At a hearing in Washington yesterday, government lawyers said that the United States has moved the men to a less restrictive part of Guantánamo, but that it still isn't setting them free. The U.S. won't send them back to China for fear that they'd face religious persecution there, and it says it hasn't been able to find anyone else to take them in. As the Washington Post reports, attorneys for the men argued that the United States must set them free now, and that putting them into a less restrictive area at Guantánamo simply amounts to "fluffing the pillows" when they're still locked up behind a fence. The men could be released into the United States population as seekers of political asylum, attorneys said.
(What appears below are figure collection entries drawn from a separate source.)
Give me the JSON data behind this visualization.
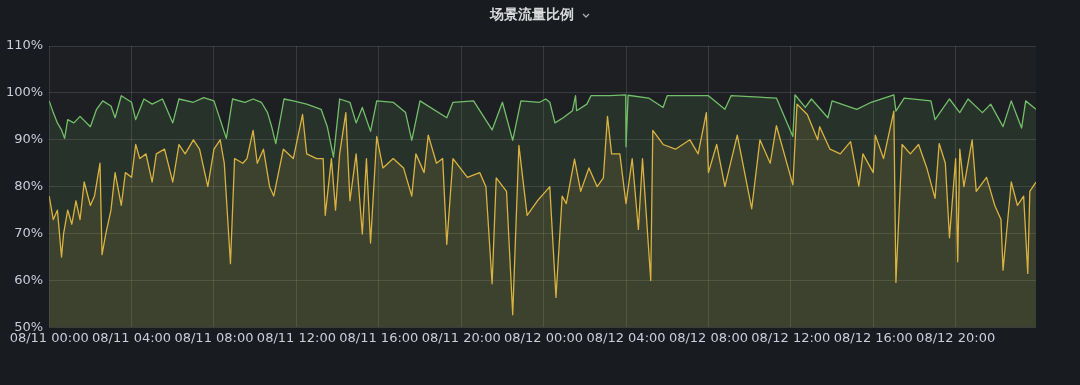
{
  "chart_data": {
    "type": "area",
    "title": "场景流量比例",
    "xlim": [
      "--08-11T00:00",
      "--08-12T23:54"
    ],
    "ylim": [
      50,
      110
    ],
    "xticks": [
      {
        "value": "--08-11T00:00",
        "label": "08/11 00:00"
      },
      {
        "value": "--08-11T04:00",
        "label": "08/11 04:00"
      },
      {
        "value": "--08-11T08:00",
        "label": "08/11 08:00"
      },
      {
        "value": "--08-11T12:00",
        "label": "08/11 12:00"
      },
      {
        "value": "--08-11T16:00",
        "label": "08/11 16:00"
      },
      {
        "value": "--08-11T20:00",
        "label": "08/11 20:00"
      },
      {
        "value": "--08-12T00:00",
        "label": "08/12 00:00"
      },
      {
        "value": "--08-12T04:00",
        "label": "08/12 04:00"
      },
      {
        "value": "--08-12T08:00",
        "label": "08/12 08:00"
      },
      {
        "value": "--08-12T12:00",
        "label": "08/12 12:00"
      },
      {
        "value": "--08-12T16:00",
        "label": "08/12 16:00"
      },
      {
        "value": "--08-12T20:00",
        "label": "08/12 20:00"
      }
    ],
    "yticks": [
      {
        "value": 50,
        "label": "50%"
      },
      {
        "value": 60,
        "label": "60%"
      },
      {
        "value": 70,
        "label": "70%"
      },
      {
        "value": 80,
        "label": "80%"
      },
      {
        "value": 90,
        "label": "90%"
      },
      {
        "value": 100,
        "label": "100%"
      },
      {
        "value": 110,
        "label": "110%"
      }
    ],
    "grid": true,
    "legend": false,
    "marker": "none",
    "line_style": "solid",
    "series": [
      {
        "color": "#73bf69",
        "x": [
          "--08-11T00:00",
          "--08-11T00:12",
          "--08-11T00:24",
          "--08-11T00:36",
          "--08-11T00:45",
          "--08-11T00:54",
          "--08-11T01:12",
          "--08-11T01:30",
          "--08-11T02:00",
          "--08-11T02:18",
          "--08-11T02:36",
          "--08-11T03:00",
          "--08-11T03:12",
          "--08-11T03:30",
          "--08-11T04:00",
          "--08-11T04:12",
          "--08-11T04:36",
          "--08-11T05:00",
          "--08-11T05:30",
          "--08-11T06:00",
          "--08-11T06:18",
          "--08-11T07:00",
          "--08-11T07:30",
          "--08-11T08:00",
          "--08-11T08:36",
          "--08-11T08:54",
          "--08-11T09:30",
          "--08-11T09:54",
          "--08-11T10:18",
          "--08-11T10:36",
          "--08-11T10:48",
          "--08-11T11:00",
          "--08-11T11:24",
          "--08-11T11:51",
          "--08-11T12:30",
          "--08-11T13:12",
          "--08-11T13:30",
          "--08-11T13:48",
          "--08-11T14:06",
          "--08-11T14:36",
          "--08-11T14:54",
          "--08-11T15:12",
          "--08-11T15:36",
          "--08-11T15:54",
          "--08-11T16:42",
          "--08-11T17:18",
          "--08-11T17:36",
          "--08-11T18:00",
          "--08-11T19:18",
          "--08-11T19:36",
          "--08-11T20:36",
          "--08-11T21:30",
          "--08-11T22:00",
          "--08-11T22:30",
          "--08-11T22:54",
          "--08-11T23:48",
          "--08-12T00:06",
          "--08-12T00:18",
          "--08-12T00:33",
          "--08-12T00:57",
          "--08-12T01:24",
          "--08-12T01:33",
          "--08-12T01:36",
          "--08-12T02:06",
          "--08-12T02:18",
          "--08-12T03:12",
          "--08-12T03:59",
          "--08-12T04:00",
          "--08-12T04:06",
          "--08-12T05:06",
          "--08-12T05:48",
          "--08-12T06:00",
          "--08-12T08:00",
          "--08-12T08:48",
          "--08-12T09:06",
          "--08-12T11:18",
          "--08-12T12:06",
          "--08-12T12:12",
          "--08-12T12:42",
          "--08-12T13:00",
          "--08-12T13:48",
          "--08-12T14:00",
          "--08-12T15:12",
          "--08-12T15:54",
          "--08-12T17:00",
          "--08-12T17:06",
          "--08-12T17:30",
          "--08-12T18:48",
          "--08-12T19:00",
          "--08-12T19:42",
          "--08-12T20:12",
          "--08-12T20:36",
          "--08-12T21:18",
          "--08-12T21:42",
          "--08-12T22:18",
          "--08-12T22:42",
          "--08-12T23:12",
          "--08-12T23:24",
          "--08-12T23:54"
        ],
        "values": [
          98.3,
          95.8,
          93.6,
          92.1,
          90.3,
          94.3,
          93.6,
          95,
          92.8,
          96.5,
          98.3,
          97.2,
          94.7,
          99.4,
          98,
          94.3,
          98.7,
          97.6,
          98.7,
          93.6,
          98.7,
          98,
          99,
          98.3,
          90.3,
          98.7,
          98,
          98.7,
          98,
          95.8,
          92.8,
          89.2,
          98.7,
          98.3,
          97.6,
          96.5,
          92.8,
          86.3,
          98.7,
          98,
          93.6,
          96.9,
          91.8,
          98.3,
          98,
          95.8,
          89.9,
          98.3,
          94.7,
          98,
          98.3,
          92.1,
          98,
          89.9,
          98.3,
          98,
          98.7,
          98,
          93.6,
          94.7,
          96.2,
          99.4,
          96.2,
          97.6,
          99.4,
          99.4,
          99.6,
          88.5,
          99.5,
          98.9,
          96.9,
          99.4,
          99.4,
          96.5,
          99.4,
          98.9,
          90.7,
          99.6,
          96.9,
          98.7,
          94.7,
          98.3,
          96.5,
          98,
          99.6,
          96.1,
          98.9,
          98.3,
          94.3,
          98.7,
          95.8,
          98.7,
          95.8,
          97.6,
          92.8,
          98.3,
          92.5,
          98.3,
          96.5
        ]
      },
      {
        "color": "#e8b13c",
        "x": [
          "--08-11T00:00",
          "--08-11T00:12",
          "--08-11T00:24",
          "--08-11T00:30",
          "--08-11T00:36",
          "--08-11T00:42",
          "--08-11T00:54",
          "--08-11T01:06",
          "--08-11T01:18",
          "--08-11T01:30",
          "--08-11T01:42",
          "--08-11T02:00",
          "--08-11T02:12",
          "--08-11T02:28",
          "--08-11T02:34",
          "--08-11T02:45",
          "--08-11T03:00",
          "--08-11T03:12",
          "--08-11T03:30",
          "--08-11T03:42",
          "--08-11T04:00",
          "--08-11T04:12",
          "--08-11T04:24",
          "--08-11T04:42",
          "--08-11T05:00",
          "--08-11T05:12",
          "--08-11T05:36",
          "--08-11T06:00",
          "--08-11T06:18",
          "--08-11T06:36",
          "--08-11T07:00",
          "--08-11T07:18",
          "--08-11T07:42",
          "--08-11T08:00",
          "--08-11T08:18",
          "--08-11T08:30",
          "--08-11T08:48",
          "--08-11T09:00",
          "--08-11T09:24",
          "--08-11T09:36",
          "--08-11T09:54",
          "--08-11T10:06",
          "--08-11T10:24",
          "--08-11T10:42",
          "--08-11T10:54",
          "--08-11T11:22",
          "--08-11T11:51",
          "--08-11T12:18",
          "--08-11T12:30",
          "--08-11T12:59",
          "--08-11T13:18",
          "--08-11T13:24",
          "--08-11T13:42",
          "--08-11T13:54",
          "--08-11T14:06",
          "--08-11T14:24",
          "--08-11T14:36",
          "--08-11T14:54",
          "--08-11T15:12",
          "--08-11T15:24",
          "--08-11T15:36",
          "--08-11T15:54",
          "--08-11T16:12",
          "--08-11T16:42",
          "--08-11T17:12",
          "--08-11T17:36",
          "--08-11T17:48",
          "--08-11T18:12",
          "--08-11T18:24",
          "--08-11T18:48",
          "--08-11T19:06",
          "--08-11T19:18",
          "--08-11T19:36",
          "--08-11T20:18",
          "--08-11T20:54",
          "--08-11T21:12",
          "--08-11T21:30",
          "--08-11T21:42",
          "--08-11T22:12",
          "--08-11T22:30",
          "--08-11T22:48",
          "--08-11T23:12",
          "--08-11T23:42",
          "--08-12T00:06",
          "--08-12T00:18",
          "--08-12T00:36",
          "--08-12T00:54",
          "--08-12T01:06",
          "--08-12T01:30",
          "--08-12T01:48",
          "--08-12T02:12",
          "--08-12T02:36",
          "--08-12T02:54",
          "--08-12T03:06",
          "--08-12T03:18",
          "--08-12T03:42",
          "--08-12T04:00",
          "--08-12T04:18",
          "--08-12T04:36",
          "--08-12T04:48",
          "--08-12T05:12",
          "--08-12T05:18",
          "--08-12T05:48",
          "--08-12T06:24",
          "--08-12T07:06",
          "--08-12T07:30",
          "--08-12T07:54",
          "--08-12T08:00",
          "--08-12T08:24",
          "--08-12T08:48",
          "--08-12T09:24",
          "--08-12T10:06",
          "--08-12T10:30",
          "--08-12T11:00",
          "--08-12T11:18",
          "--08-12T12:06",
          "--08-12T12:18",
          "--08-12T12:48",
          "--08-12T13:18",
          "--08-12T13:24",
          "--08-12T13:54",
          "--08-12T14:24",
          "--08-12T14:54",
          "--08-12T15:18",
          "--08-12T15:30",
          "--08-12T16:00",
          "--08-12T16:06",
          "--08-12T16:30",
          "--08-12T17:00",
          "--08-12T17:06",
          "--08-12T17:24",
          "--08-12T17:48",
          "--08-12T18:12",
          "--08-12T18:36",
          "--08-12T19:00",
          "--08-12T19:12",
          "--08-12T19:30",
          "--08-12T19:42",
          "--08-12T20:00",
          "--08-12T20:06",
          "--08-12T20:12",
          "--08-12T20:24",
          "--08-12T20:48",
          "--08-12T21:00",
          "--08-12T21:30",
          "--08-12T21:54",
          "--08-12T22:12",
          "--08-12T22:18",
          "--08-12T22:42",
          "--08-12T23:00",
          "--08-12T23:18",
          "--08-12T23:30",
          "--08-12T23:36",
          "--08-12T23:54"
        ],
        "values": [
          78,
          73,
          75,
          70,
          65,
          70,
          75,
          72,
          77,
          73,
          81,
          76,
          78,
          85,
          65.5,
          70,
          75,
          83,
          76,
          83,
          82,
          89,
          86,
          87,
          81,
          87,
          88,
          81,
          89,
          87,
          90,
          88,
          80,
          88,
          90,
          85,
          63.6,
          86,
          85,
          86,
          92,
          85,
          88,
          80,
          78,
          88,
          86,
          95.4,
          87,
          86,
          86,
          73.9,
          86,
          75,
          87,
          95.8,
          77,
          87,
          69.9,
          86,
          68,
          90.7,
          84,
          86,
          84,
          78,
          87,
          83,
          91,
          85,
          86,
          67.7,
          86,
          82,
          83,
          80,
          59.3,
          81.9,
          79,
          52.7,
          88.8,
          73.9,
          77,
          79,
          80,
          56.4,
          78,
          76.4,
          85.9,
          79,
          84,
          80,
          81.9,
          95,
          87,
          87,
          76.4,
          86,
          70.9,
          86,
          60,
          92,
          89,
          88,
          90,
          87,
          95.8,
          83,
          89,
          80,
          91,
          75.3,
          90,
          85,
          93,
          80.4,
          97.6,
          95.4,
          90,
          92.8,
          88,
          87,
          89.6,
          80.1,
          87,
          83,
          91,
          86,
          96.1,
          59.6,
          89,
          87,
          89,
          84,
          77.5,
          89.2,
          85,
          69.1,
          86,
          64,
          88,
          80,
          90,
          79,
          82,
          76,
          73,
          62.2,
          81,
          76,
          78,
          61.5,
          79,
          81
        ]
      }
    ]
  }
}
The government isn't interested. Although U.S. District Judge James Robertson expressed some discomfort with the "big picture" -- that is, that innocent men are being held for no reason -- he said he wants to think further before making any decision. The government? Having exposed the men to more dangerous elements within Guantánamo, it wants to keep them locked up there until it can find some other country to take them. "We can continue to hold them ... for as long as it takes," the Justice Department's Terry Henry told the court Thursday.